Paper ID: | 4363 |
---|---|

Title: | Post training 4-bit quantization of convolutional networks for rapid-deployment |

The authors' provide an approach for post-training quantization deep convolutional neural networks down to 4-bit weights and activations. Their approach includes several methods: 1. Analytical Clipping for Integer Quantization (ACIQ): ACIQ clips activations to minimize MSE, assuming Gaussian or Laplace distributions. 2. Per-channel bit allocation (PCBA): In this scheme one channel that needs a greater number of bits can take them from a channel that requires fewer as long as the average number of bits remains at the target (e.g., 4 bits). 3. Bias correction: This method analyse and compensates for some of the weight quantization induced bias. The authors created many combinations these approaches, applying them to ImageNet on many networks at a few activation and weight bit precisions. The authors are among the first to apply post-training quantization approaches to 4-bit and lower precision networks. The paper is interesting, and it has clear significance, creating a state of the art for post-training quantization at 4 bits. Table 1 is clear and shows how different methods effect results. The writing and results are mostly clear, but could be improved. The work may overstate its value a bit. The assumption that networks will not be retrained seems week. If there is great value in a 4-bit network, then it will be fine-tuned to achieve the best score it can. The per-channel bit allocation is difficult for inference. The benefit is reduced model size when applied to weights. Hardware must support the worst-case bit widths, so there is no real benefit for activations, so 4W4A is somewhat misleading. Also, model parsing is more complex. line 187: "5.2 Interaction between quantization medthods" should be "methods"

In this paper, authors introduce simple yet effective dataset-free heuristics for post-training quantization. Namely, 1. Clipping the activation values in some range which helps to focus on more dense area of values and better quantize them (with less distortion). The range values are determined using mean-square-error between the original weights and quantized weights. 2. Per-channel bit-allocation. Authors propose dynamic number of bits allocation instead of fixing it ahead of time for all channels. This is done by formulating an optimization problem and solution can be obtained analytically. 3. Since quantized weights have different mean and std than the original float32 weights, authors propose to correct those differences. It can be clearly seen that these heuristics based on statistical information about weights/activations and they can be combined together. The paper is well orginized and easy to follow. All proofs and derivations are seem correct to me. Major concerns: - For ACIQ, as authors stated the idea of using clipping is not a new. It is not clear what is the performance compare to other types of removal of outliers (e.g. simply removing all values which are greater than \pm 2\sigma). - Authors apply the proposed methods for channel-wise quantization. What is the performance for other types of quantization (filter-wise, layer-wise)? Probably, some additional experiments and comparisons required to see if the methods are generally applicable. Otherwise, it might be problematic to integrate with other techniques for quantization. - What is the motivation for bias-correction? Empirically, it shows the benefits but it is unclear why having bias in the mean and variance is harmful for quantization and why this correction should improve it? ----------------------------------------------------------------------------------------------------------- Since authors address most of my concerns, I would like to increase my score from 6->7. Overall, I think that it is a good paper and has a significant contribution to the machine learning community.
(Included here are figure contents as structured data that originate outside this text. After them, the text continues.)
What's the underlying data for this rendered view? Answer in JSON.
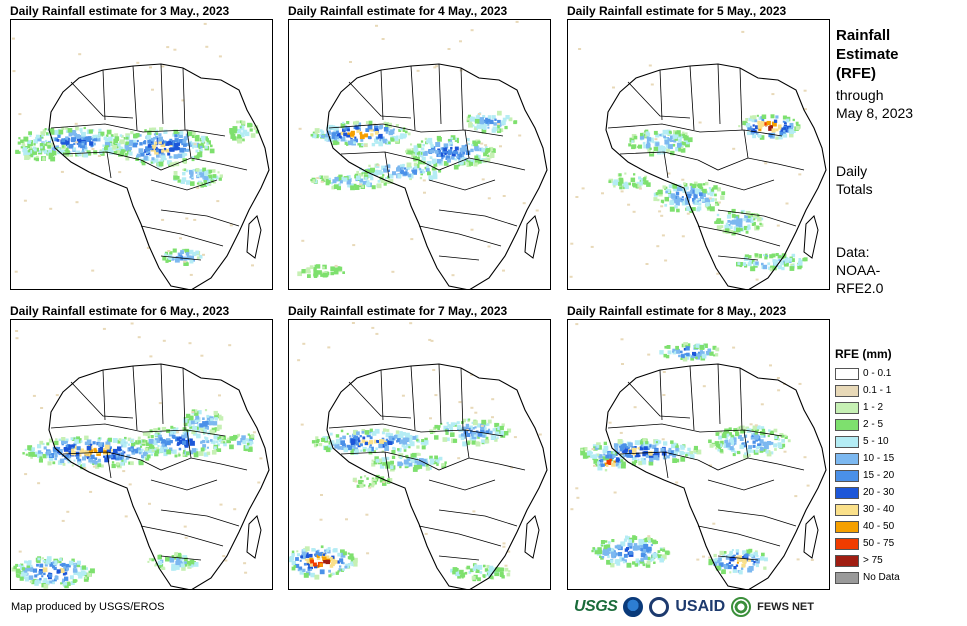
{
  "panels": [
    {
      "title": "Daily Rainfall estimate for 3 May., 2023"
    },
    {
      "title": "Daily Rainfall estimate for 4 May., 2023"
    },
    {
      "title": "Daily Rainfall estimate for 5 May., 2023"
    },
    {
      "title": "Daily Rainfall estimate for 6 May., 2023"
    },
    {
      "title": "Daily Rainfall estimate for 7 May., 2023"
    },
    {
      "title": "Daily Rainfall estimate for 8 May., 2023"
    }
  ],
  "side": {
    "title_lines": [
      "Rainfall",
      "Estimate",
      "(RFE)"
    ],
    "through_lines": [
      "through",
      "May 8, 2023"
    ],
    "daily_lines": [
      "Daily",
      "Totals"
    ],
    "data_lines": [
      "Data:",
      "NOAA-",
      "RFE2.0"
    ]
  },
  "legend": {
    "title": "RFE (mm)",
    "items": [
      {
        "label": "0 - 0.1",
        "color": "#ffffff"
      },
      {
        "label": "0.1 - 1",
        "color": "#e8d9b8"
      },
      {
        "label": "1 - 2",
        "color": "#c6f0b4"
      },
      {
        "label": "2 - 5",
        "color": "#7ee06e"
      },
      {
        "label": "5 - 10",
        "color": "#b4ecf4"
      },
      {
        "label": "10 - 15",
        "color": "#7cb8f0"
      },
      {
        "label": "15 - 20",
        "color": "#4a90e8"
      },
      {
        "label": "20 - 30",
        "color": "#1c56d8"
      },
      {
        "label": "30 - 40",
        "color": "#fae08a"
      },
      {
        "label": "40 - 50",
        "color": "#f5a000"
      },
      {
        "label": "50 - 75",
        "color": "#f03c00"
      },
      {
        "label": "> 75",
        "color": "#a01e12"
      },
      {
        "label": "No Data",
        "color": "#9a9a9a"
      }
    ]
  },
  "footer": {
    "credit": "Map produced by USGS/EROS",
    "logos": {
      "usgs": "USGS",
      "noaa": "noaa-logo",
      "usaid": "USAID",
      "fews": "FEWS NET"
    }
  }
}
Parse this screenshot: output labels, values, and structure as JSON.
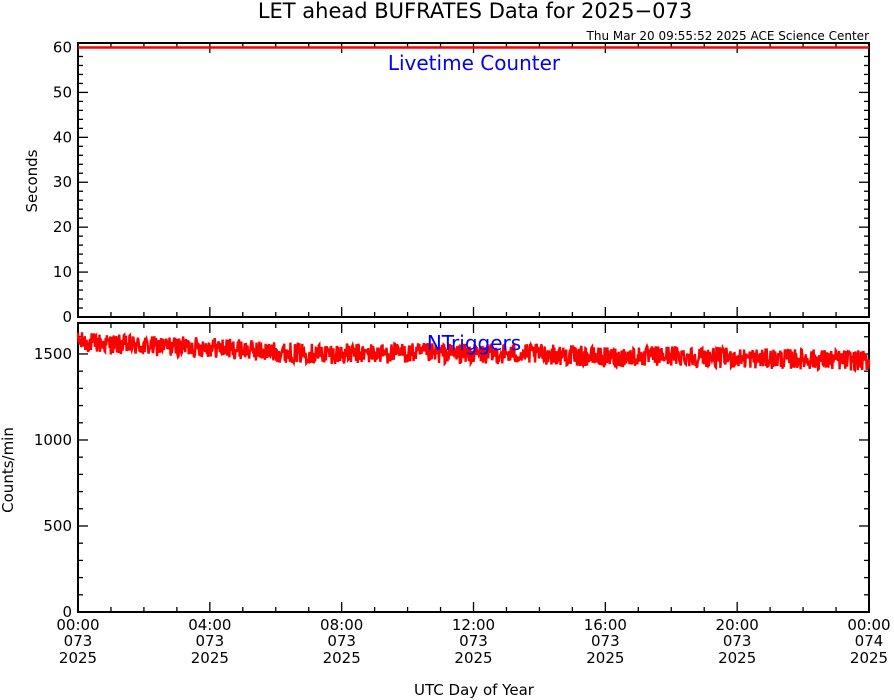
{
  "title": "LET ahead BUFRATES Data for 2025−073",
  "subtitle": "Thu Mar 20 09:55:52 2025 ACE Science Center",
  "xlabel": "UTC Day of Year",
  "colors": {
    "trace": "#ff0000",
    "panel_label": "#0000ff",
    "axes": "#000000"
  },
  "x_ticks": [
    {
      "time": "00:00",
      "day": "073",
      "year": "2025"
    },
    {
      "time": "04:00",
      "day": "073",
      "year": "2025"
    },
    {
      "time": "08:00",
      "day": "073",
      "year": "2025"
    },
    {
      "time": "12:00",
      "day": "073",
      "year": "2025"
    },
    {
      "time": "16:00",
      "day": "073",
      "year": "2025"
    },
    {
      "time": "20:00",
      "day": "073",
      "year": "2025"
    },
    {
      "time": "00:00",
      "day": "074",
      "year": "2025"
    }
  ],
  "chart_data": [
    {
      "type": "line",
      "panel_label": "Livetime Counter",
      "ylabel": "Seconds",
      "xlim": [
        "2025-073 00:00",
        "2025-074 00:00"
      ],
      "ylim": [
        0,
        61
      ],
      "y_ticks": [
        0,
        10,
        20,
        30,
        40,
        50,
        60
      ],
      "series": [
        {
          "x": [
            "2025-073 00:00",
            "2025-074 00:00"
          ],
          "values": [
            60,
            60
          ]
        }
      ]
    },
    {
      "type": "line",
      "panel_label": "NTriggers",
      "ylabel": "Counts/min",
      "xlim": [
        "2025-073 00:00",
        "2025-074 00:00"
      ],
      "ylim": [
        0,
        1680
      ],
      "y_ticks": [
        0,
        500,
        1000,
        1500
      ],
      "series": [
        {
          "x": [
            "2025-073 00:00",
            "2025-073 02:00",
            "2025-073 04:00",
            "2025-073 06:00",
            "2025-073 08:00",
            "2025-073 10:00",
            "2025-073 12:00",
            "2025-073 14:00",
            "2025-073 16:00",
            "2025-073 18:00",
            "2025-073 20:00",
            "2025-073 22:00",
            "2025-074 00:00"
          ],
          "values": [
            1570,
            1545,
            1540,
            1510,
            1500,
            1505,
            1500,
            1500,
            1480,
            1490,
            1475,
            1470,
            1460
          ],
          "spread": 60
        }
      ]
    }
  ]
}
1) The paper is clean, focused and novel. Directly applicable to various area and research, well reflecting the current trend on quantized neural networks. 2) Can you explain why ACIQ on InceptionV3 is less effective than Resnet-50 or Resnet-101? Is it related to distribution assumption? 3) For clarity, it would better specify "signed" or "unsigned" quantization. When using activation quantization after ReLU, using [0, a] range and "unsigned" 8/4-bit for quantization. In this case, "round to midpoint" also valid?